As conclusões deste trabalho são relevantes e evidenciam com clareza mais uma (entre muitas outras) razões para Portugal escolher o lado da tolerância e do combate ao ódio. Se, por um lado, é claro que os maiores canais de remessas partem dos Estados Unidos com o México, a Índia ou a China, ou da Grã-Bretanha para a Índia, quando a análise tem em conta o peso entre as relações de cada grupo de países, Portugal emerge como um dos casos mais relevantes à escala mundial. Em termos líquidos, as remessas de emigrantes representam mais de 20% das nossas interdependências do Canadá, mais de 15% com a Suiça e 12% da nossa dependência com França. Estas três relações de dependência por via das remessas de emigrantes estão entre as 15 com maior peso relativo à escala mundial. E, recentemente, soubemos que o envio de remessas para o nosso país voltou a aumentar. Das 44 economias analisadas, só a Índia e o México têm um peso tão expressivo em termos relativos como Portugal. A diferença em termos de impacto mediático resulta de termos 2,4 milhões de pessoas que nasceram em Portugal a viver fora do País, enquanto o número de indianos expatriados é de 16,5 milhões e de mexicanos 12 milhões (estimativas do Banco Mundial). Em termos percentuais, somos dos que mais emigram.

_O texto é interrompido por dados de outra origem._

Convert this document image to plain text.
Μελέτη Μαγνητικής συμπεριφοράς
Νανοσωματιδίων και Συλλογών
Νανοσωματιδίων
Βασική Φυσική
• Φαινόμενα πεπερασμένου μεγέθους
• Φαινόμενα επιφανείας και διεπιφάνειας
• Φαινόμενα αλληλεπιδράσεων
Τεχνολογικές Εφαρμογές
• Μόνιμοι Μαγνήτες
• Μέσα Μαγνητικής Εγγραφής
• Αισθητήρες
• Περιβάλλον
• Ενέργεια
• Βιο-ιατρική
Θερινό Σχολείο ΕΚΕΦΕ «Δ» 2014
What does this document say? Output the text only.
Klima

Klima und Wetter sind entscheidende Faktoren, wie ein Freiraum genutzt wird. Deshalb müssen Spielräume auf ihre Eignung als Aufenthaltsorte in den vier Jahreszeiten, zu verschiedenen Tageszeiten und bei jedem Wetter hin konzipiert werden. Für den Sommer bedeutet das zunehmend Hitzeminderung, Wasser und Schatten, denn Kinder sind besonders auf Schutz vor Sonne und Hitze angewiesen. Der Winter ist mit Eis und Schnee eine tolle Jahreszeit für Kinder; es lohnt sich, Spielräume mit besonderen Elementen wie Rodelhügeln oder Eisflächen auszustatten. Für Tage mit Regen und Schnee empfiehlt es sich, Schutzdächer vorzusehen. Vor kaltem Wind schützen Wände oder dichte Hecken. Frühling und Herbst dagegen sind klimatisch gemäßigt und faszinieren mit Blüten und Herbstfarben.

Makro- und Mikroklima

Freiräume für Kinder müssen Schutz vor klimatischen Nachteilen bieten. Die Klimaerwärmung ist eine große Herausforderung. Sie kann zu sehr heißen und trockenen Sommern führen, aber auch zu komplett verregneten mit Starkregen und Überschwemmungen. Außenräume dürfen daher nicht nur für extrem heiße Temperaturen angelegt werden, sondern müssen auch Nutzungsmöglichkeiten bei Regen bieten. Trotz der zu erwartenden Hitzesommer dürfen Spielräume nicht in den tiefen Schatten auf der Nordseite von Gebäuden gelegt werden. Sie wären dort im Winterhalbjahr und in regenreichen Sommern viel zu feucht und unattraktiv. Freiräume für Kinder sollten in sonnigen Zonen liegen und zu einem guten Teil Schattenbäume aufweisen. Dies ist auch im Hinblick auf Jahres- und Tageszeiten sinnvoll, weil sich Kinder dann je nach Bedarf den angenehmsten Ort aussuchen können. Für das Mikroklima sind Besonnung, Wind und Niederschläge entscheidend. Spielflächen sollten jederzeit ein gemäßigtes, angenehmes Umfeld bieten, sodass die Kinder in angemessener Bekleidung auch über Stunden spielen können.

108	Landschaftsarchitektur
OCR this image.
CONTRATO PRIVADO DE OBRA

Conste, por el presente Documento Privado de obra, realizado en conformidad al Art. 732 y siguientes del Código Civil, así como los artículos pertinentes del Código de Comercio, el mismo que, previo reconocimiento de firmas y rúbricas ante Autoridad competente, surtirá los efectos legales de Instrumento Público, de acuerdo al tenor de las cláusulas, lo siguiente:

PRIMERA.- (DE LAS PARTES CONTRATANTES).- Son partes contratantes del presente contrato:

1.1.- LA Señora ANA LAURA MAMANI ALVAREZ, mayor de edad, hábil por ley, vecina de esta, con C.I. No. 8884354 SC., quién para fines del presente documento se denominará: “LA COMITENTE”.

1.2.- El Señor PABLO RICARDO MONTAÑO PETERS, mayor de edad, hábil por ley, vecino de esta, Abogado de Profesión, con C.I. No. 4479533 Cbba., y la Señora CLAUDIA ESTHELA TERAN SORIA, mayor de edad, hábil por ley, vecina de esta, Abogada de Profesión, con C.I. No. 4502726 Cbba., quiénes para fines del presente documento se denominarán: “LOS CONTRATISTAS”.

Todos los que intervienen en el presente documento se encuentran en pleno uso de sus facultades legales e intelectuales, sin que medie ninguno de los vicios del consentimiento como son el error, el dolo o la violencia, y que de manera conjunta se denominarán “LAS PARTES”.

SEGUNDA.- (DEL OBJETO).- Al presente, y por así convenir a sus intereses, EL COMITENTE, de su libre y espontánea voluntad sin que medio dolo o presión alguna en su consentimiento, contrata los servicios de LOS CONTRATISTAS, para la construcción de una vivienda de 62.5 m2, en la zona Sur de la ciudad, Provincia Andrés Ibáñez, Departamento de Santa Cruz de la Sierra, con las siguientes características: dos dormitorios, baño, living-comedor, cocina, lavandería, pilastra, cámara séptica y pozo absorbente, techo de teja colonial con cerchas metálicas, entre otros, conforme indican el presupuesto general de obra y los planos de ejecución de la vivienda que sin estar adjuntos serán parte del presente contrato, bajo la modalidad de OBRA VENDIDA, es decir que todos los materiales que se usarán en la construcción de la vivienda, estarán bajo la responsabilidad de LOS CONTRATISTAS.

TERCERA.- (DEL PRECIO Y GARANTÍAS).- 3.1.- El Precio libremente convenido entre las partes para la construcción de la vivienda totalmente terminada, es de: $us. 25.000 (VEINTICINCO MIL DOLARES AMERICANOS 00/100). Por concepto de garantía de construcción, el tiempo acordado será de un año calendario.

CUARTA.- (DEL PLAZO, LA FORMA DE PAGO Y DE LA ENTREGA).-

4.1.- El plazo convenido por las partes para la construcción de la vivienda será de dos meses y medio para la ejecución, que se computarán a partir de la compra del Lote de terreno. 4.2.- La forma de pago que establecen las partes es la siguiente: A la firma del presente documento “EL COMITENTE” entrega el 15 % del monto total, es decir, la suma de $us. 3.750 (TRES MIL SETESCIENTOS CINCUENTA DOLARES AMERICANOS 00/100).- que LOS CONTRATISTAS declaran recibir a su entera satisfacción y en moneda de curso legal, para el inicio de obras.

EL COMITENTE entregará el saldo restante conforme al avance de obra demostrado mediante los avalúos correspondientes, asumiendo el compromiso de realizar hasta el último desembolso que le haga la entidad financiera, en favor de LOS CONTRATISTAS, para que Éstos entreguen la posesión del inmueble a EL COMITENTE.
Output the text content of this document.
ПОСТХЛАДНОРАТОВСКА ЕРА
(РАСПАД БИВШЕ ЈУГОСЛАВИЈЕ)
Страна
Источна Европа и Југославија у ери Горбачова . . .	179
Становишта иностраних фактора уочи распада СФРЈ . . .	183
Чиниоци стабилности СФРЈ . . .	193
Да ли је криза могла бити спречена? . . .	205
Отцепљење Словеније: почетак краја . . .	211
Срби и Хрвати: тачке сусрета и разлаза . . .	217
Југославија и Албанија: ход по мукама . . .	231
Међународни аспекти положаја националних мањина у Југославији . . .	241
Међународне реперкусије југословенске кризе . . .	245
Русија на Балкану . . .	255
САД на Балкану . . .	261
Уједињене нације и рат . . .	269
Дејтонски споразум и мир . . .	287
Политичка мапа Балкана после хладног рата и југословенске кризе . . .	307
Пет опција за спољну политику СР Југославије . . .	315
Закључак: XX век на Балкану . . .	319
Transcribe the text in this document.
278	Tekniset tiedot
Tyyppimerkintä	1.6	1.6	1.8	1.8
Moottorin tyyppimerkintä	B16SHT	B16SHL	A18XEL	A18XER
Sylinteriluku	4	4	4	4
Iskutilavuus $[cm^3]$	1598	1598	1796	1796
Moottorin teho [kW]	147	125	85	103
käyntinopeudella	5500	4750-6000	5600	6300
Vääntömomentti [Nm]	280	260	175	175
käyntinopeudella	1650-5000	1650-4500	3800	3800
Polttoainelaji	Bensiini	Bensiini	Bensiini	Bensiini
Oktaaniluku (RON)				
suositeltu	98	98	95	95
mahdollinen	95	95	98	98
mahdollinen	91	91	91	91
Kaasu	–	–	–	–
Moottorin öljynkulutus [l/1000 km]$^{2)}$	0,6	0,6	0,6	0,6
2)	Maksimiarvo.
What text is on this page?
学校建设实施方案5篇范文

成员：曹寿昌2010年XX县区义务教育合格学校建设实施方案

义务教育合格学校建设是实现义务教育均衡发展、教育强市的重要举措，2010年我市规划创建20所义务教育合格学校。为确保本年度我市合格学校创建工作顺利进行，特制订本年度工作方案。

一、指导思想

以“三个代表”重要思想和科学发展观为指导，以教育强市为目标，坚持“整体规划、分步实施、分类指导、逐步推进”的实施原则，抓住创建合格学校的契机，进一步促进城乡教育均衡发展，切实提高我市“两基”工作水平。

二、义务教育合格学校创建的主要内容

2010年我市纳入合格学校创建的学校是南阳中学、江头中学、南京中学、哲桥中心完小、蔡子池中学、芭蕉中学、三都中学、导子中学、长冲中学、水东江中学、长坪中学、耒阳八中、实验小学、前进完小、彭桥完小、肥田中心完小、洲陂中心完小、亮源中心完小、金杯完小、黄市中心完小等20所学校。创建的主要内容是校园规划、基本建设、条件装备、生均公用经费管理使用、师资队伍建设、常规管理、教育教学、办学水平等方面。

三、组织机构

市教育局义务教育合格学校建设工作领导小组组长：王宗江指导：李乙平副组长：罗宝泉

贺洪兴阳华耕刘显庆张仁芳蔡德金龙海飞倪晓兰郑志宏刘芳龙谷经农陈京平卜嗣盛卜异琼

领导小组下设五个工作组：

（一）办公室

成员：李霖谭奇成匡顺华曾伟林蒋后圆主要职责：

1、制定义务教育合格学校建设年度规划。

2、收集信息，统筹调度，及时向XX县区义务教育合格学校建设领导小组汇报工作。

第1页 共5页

Somos um País de emigrantes e imigrantes. Na batalha pela busca de uma vida melhor fomos dos primeiros a partir. Ainda hoje temos quem o faça. Se queremos proteger o nosso direito a ser recebidos temos que saber que todos os muros que afastam famílias, que colocam o ser humano numa situação mais precária e frágil devem e têm de ser derrubados. O racismo e xenofobia crescem no clima de ausência de soluções mas nenhum remédio é de facto solução quando mete nas costas dos mais desfavorecidos e vulneráveis a responsabilidade pelo que se vai passando na sociedade. Nos Estados Unidos, no Brasil ou aqui, enquanto se erguem muros e barreiras, sejam fisicos ou legais, e se promove o discurso de ódio em canal aberto, os vistos gold permitem que oligarquias que geram a miséria nos seus países comprem o paraíso. Enquanto isso, quem apenas quer trabalhar é barrado, considerado criminoso e ilegal. Diz muito da nossa hipocrisia, não diz?